Trois documents originaux, transmis par son petit-fils Jean, font  mention de sa présence au Brésil :


- PV de 8 pages d’un Comité de Direction des 30 - 31 janvier 1900 de la Compagnie du Matto Grosso mentionnant que PARFONRY, Directeur de l’exploitation, est en voyage pour Torumba et devrait s’établir provisoirement à Barra dos Bugres ; on y décrit les activités qu’il devra effectuer (entrer en rapport avec les Abonados, établir un petit dépôt de marchandises, faire des contrats avec les Seringueros travaillant dans plusieurs zones);


- Lettre d’Henri LEVY du 06 juin 1903 adressée de Cuyaba à PARFONRY, en réponse à une lettre datée du 1er avril en provenance de Séville ; en surimpression, on lit qu’une réponse a été donnée le 12 septembre 1903 ; on y décrit la question d’octroi de concessions, la situation pénible au Matto Grosso ; une phrase « Quand revenez-vous ??? Si vous revenez «  indique que PARFONRY n’est peut être pas retourné par la suite au Brésil. Plusieurs noms de personnes sont mentionnés dans cette lettre dont VANDECKERKHOVE, ROCHE, MARCKWALDER, OLIVIER  et VAN DIONANT ; ce dernier a la procuration de PARFONRY. On y apprend que PARFONRY est passé à Séville, sans aucun doute chez son frère Joseph qui s'y était installé pour installer des paratonnerres;

- Extrait du discours
prononcé par son associé Frédéric LIELENS le jour de son inhumation : " .... Bientôt, tu fus remarqué au régiment par ton assidioté au travail, par ta correction, ton sens de l'honneur et le Ministre de la Guerre te confie un poste de professseur au Cours Central, Ecole des Cadets de l'époque. Un capitaine d'affaires belge t'y remarque et te nomme à la direction d'une exploitation agricole au Brésil... Dix longues années de séjour dans les pampas du Matto Grosso ont épuisé ton goût de l'aventure....."


        Après une période de près de 10 ans au Brésil, Hubert - Narcisse PARFONRY est donc rentré en Belgique. Il s'est reposé quelques temps à Eugies, près de Colfontaine dans le Borinage. Il s'y est marié le 11 juin 1904, preuve en soi qu'il n'a pas du retourner au Brésil après son passage en Espagne en 1903. Ensuite, il s’associe avec BLANPAIN en 1909 avant de créer un an plus tard les établissements PARFONRY et LIELENS, grossistes en tubes, raccords et robinetterie, situés Koolmijnenkaai 1080 Brussel  qui seront transformés en société anonyme en 1929.
  Il décèdera le 2 novembre 1946. La société restera dans la famille jusqu'en 1993.

 

       Et dans le numéro 283 de juillet 2009 de la revue Egmont Flash, éditée par le SPF Affaires Etrangères, il est question de nouveau de cette thèse.
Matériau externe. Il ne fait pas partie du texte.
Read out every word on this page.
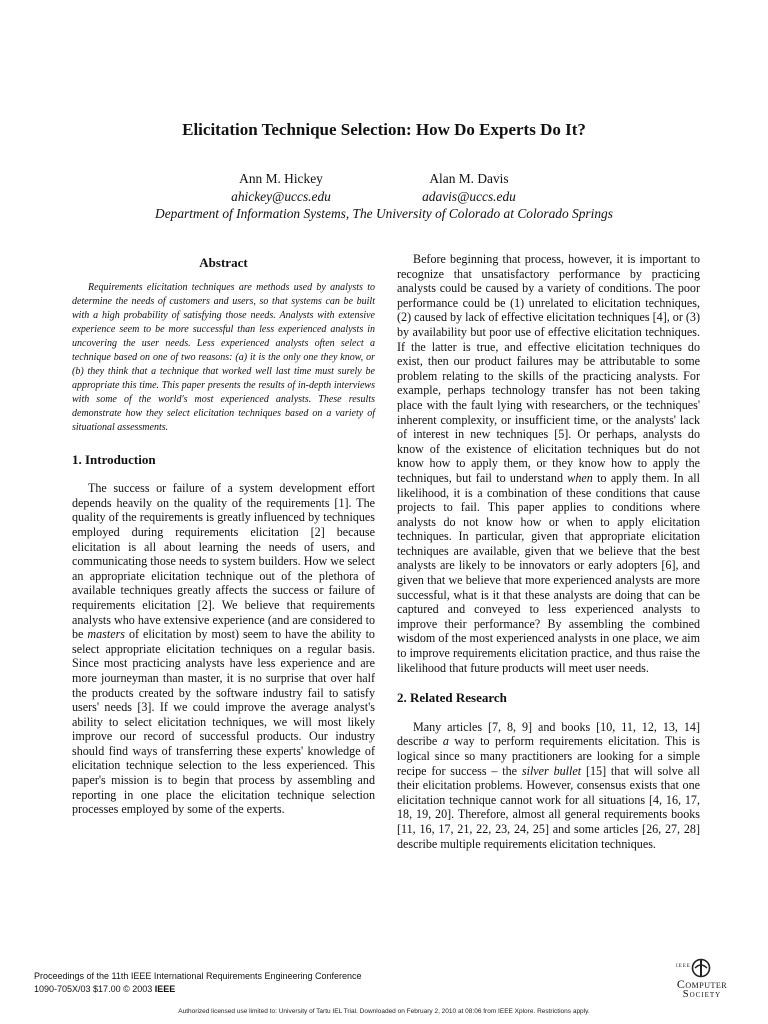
Elicitation Technique Selection: How Do Experts Do It?
Ann M. Hickey
ahickey@uccs.edu
Alan M. Davis
adavis@uccs.edu
Department of Information Systems, The University of Colorado at Colorado Springs
Abstract

Requirements elicitation techniques are methods used by analysts to determine the needs of customers and users, so that systems can be built with a high probability of satisfying those needs. Analysts with extensive experience seem to be more successful than less experienced analysts in uncovering the user needs. Less experienced analysts often select a technique based on one of two reasons: (a) it is the only one they know, or (b) they think that a technique that worked well last time must surely be appropriate this time. This paper presents the results of in-depth interviews with some of the world's most experienced analysts. These results demonstrate how they select elicitation techniques based on a variety of situational assessments.

1. Introduction

The success or failure of a system development effort depends heavily on the quality of the requirements [1]. The quality of the requirements is greatly influenced by techniques employed during requirements elicitation [2] because elicitation is all about learning the needs of users, and communicating those needs to system builders. How we select an appropriate elicitation technique out of the plethora of available techniques greatly affects the success or failure of requirements elicitation [2]. We believe that requirements analysts who have extensive experience (and are considered to be masters of elicitation by most) seem to have the ability to select appropriate elicitation techniques on a regular basis. Since most practicing analysts have less experience and are more journeyman than master, it is no surprise that over half the products created by the software industry fail to satisfy users' needs [3]. If we could improve the average analyst's ability to select elicitation techniques, we will most likely improve our record of successful products. Our industry should find ways of transferring these experts' knowledge of elicitation technique selection to the less experienced. This paper's mission is to begin that process by assembling and reporting in one place the elicitation technique selection processes employed by some of the experts.

Before beginning that process, however, it is important to recognize that unsatisfactory performance by practicing analysts could be caused by a variety of conditions. The poor performance could be (1) unrelated to elicitation techniques, (2) caused by lack of effective elicitation techniques [4], or (3) by availability but poor use of effective elicitation techniques. If the latter is true, and effective elicitation techniques do exist, then our product failures may be attributable to some problem relating to the skills of the practicing analysts. For example, perhaps technology transfer has not been taking place with the fault lying with researchers, or the techniques' inherent complexity, or insufficient time, or the analysts' lack of interest in new techniques [5]. Or perhaps, analysts do know of the existence of elicitation techniques but do not know how to apply them, or they know how to apply the techniques, but fail to understand when to apply them. In all likelihood, it is a combination of these conditions that cause projects to fail. This paper applies to conditions where analysts do not know how or when to apply elicitation techniques. In particular, given that appropriate elicitation techniques are available, given that we believe that the best analysts are likely to be innovators or early adopters [6], and given that we believe that more experienced analysts are more successful, what is it that these analysts are doing that can be captured and conveyed to less experienced analysts to improve their performance? By assembling the combined wisdom of the most experienced analysts in one place, we aim to improve requirements elicitation practice, and thus raise the likelihood that future products will meet user needs.

2. Related Research

Many articles [7, 8, 9] and books [10, 11, 12, 13, 14] describe a way to perform requirements elicitation. This is logical since so many practitioners are looking for a simple recipe for success – the silver bullet [15] that will solve all their elicitation problems. However, consensus exists that one elicitation technique cannot work for all situations [4, 16, 17, 18, 19, 20]. Therefore, almost all general requirements books [11, 16, 17, 21, 22, 23, 24, 25] and some articles [26, 27, 28] describe multiple requirements elicitation techniques.

Proceedings of the 11th IEEE International Requirements Engineering Conference
1090-705X/03 $17.00 © 2003 IEEE
IEEE
Computer
Society
Authorized licensed use limited to: University of Tartu IEL Trial. Downloaded on February 2, 2010 at 08:06 from IEEE Xplore. Restrictions apply.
Mais cette fois Domingos savio da Cunha GARCIA effectue cette présentation en tant que professeur, soit 4 ans après sa défense de thèse comme étudiant.

       Voici, pour mieux comprendre les différents aspects de ce dossier, l'intégralité de l'article publié dans la revue des Affaires Etrangères. A sa lecture, on comprend pourquoi Narcisse - Marcuse n'a pas du revenir au Brésil après l'avoir quitté en 1903. La situation commençait déjà à se dégrader, selon les quelques phrases écrites dans la lettre de H. LEVY.
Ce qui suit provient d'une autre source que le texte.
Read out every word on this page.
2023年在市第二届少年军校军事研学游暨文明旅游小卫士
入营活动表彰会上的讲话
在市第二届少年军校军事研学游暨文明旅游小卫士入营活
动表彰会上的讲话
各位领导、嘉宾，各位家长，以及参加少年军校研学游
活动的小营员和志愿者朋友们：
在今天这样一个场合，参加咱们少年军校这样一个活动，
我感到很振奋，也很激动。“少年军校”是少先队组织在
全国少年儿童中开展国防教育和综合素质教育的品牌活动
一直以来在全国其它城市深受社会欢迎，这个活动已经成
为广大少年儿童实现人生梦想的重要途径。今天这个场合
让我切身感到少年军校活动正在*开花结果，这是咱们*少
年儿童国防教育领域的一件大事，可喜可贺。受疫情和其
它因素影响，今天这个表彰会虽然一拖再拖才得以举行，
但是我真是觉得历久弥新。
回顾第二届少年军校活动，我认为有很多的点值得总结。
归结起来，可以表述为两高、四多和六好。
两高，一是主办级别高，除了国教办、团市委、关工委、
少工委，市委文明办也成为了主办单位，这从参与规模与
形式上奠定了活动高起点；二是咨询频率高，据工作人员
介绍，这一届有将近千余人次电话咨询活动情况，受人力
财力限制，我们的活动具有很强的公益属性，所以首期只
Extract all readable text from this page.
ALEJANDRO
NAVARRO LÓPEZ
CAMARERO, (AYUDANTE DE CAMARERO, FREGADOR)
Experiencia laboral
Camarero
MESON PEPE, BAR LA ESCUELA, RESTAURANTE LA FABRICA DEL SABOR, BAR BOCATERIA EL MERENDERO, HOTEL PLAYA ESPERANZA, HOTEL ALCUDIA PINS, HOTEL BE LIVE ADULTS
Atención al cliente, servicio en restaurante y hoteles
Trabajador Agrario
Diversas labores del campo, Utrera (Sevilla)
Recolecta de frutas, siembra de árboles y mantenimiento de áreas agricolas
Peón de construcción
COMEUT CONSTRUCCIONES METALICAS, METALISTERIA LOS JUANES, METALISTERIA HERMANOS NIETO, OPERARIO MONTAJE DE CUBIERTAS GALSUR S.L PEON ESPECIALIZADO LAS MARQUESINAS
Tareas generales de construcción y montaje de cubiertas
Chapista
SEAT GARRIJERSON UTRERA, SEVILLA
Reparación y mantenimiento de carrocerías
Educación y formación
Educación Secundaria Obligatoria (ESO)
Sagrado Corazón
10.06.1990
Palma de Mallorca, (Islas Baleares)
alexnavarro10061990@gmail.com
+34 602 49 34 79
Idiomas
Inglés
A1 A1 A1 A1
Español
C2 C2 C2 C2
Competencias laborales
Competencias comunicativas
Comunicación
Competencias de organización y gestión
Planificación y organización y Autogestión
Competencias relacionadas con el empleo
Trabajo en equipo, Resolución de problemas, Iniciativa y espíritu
L'aventure ‘coloniale’ belge au Brésil tirée des oubliettes


Le livre ‘Os Belgas na Fronteira Oeste do Brasil’ (Les Belges à la frontière occidentale du Brésil) du professeur Domingos Sávio Garcia a été présenté récemment à la Faculté de Droit de Sao Paulo. Cette publication traite de la présence belge au Mato Grosso entre 1895 et 1912. A l’initiative du Roi Léopold II, des firmes belges ont acquis des possessions à la frontière entre le Brésil et la Bolivie. Il s'agissait entre autres de sociétés d'élevage et de compagnies caoutchoutières.

Après la fondation d’un vice-consulat, dirigé par François Van Dionant, à Descalvados, les possessions se sont étendues au point de représenter un territoire de quelque 80 000 km². Entre 1904 et 1912, les possessions foncières belges ont été peu à peu démantelées et la fin de cette aventure ‘coloniale’ est passée inaperçue.
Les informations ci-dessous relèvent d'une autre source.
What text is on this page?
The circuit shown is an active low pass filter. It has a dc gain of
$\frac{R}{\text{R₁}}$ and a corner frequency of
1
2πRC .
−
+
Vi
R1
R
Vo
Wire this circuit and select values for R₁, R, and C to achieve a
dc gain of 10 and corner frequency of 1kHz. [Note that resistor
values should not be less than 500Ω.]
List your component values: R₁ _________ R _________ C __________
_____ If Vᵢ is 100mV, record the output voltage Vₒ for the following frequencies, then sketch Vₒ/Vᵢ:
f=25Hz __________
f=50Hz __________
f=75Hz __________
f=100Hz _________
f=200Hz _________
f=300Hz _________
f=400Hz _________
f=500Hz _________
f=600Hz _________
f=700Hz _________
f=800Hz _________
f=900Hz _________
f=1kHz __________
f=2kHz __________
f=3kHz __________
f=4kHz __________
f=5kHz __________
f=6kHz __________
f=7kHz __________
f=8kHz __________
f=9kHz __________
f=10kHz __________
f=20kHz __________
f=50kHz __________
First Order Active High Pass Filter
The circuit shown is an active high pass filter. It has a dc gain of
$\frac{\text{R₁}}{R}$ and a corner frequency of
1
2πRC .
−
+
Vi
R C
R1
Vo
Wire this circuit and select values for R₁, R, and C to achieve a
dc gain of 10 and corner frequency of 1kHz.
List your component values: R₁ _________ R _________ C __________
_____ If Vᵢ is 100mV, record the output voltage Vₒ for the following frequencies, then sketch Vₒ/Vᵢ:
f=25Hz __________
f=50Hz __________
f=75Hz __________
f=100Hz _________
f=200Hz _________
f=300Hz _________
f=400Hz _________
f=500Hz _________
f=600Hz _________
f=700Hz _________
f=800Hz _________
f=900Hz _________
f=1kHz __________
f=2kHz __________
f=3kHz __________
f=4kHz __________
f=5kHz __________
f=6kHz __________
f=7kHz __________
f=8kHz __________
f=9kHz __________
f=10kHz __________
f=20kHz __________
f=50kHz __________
Cette publication est déjà une amorce à l’approfondissement des relations entre les deux pays annoncées par une série d’événements dont la prochaine visite d’état du Président Luíz Inácio Lula da Silva en octobre, la mission princière au Brésil en mai-juin 2010, la présidence belge de l’UE en juillet de l’année prochaine ou encore Europalia Brésil en 2011.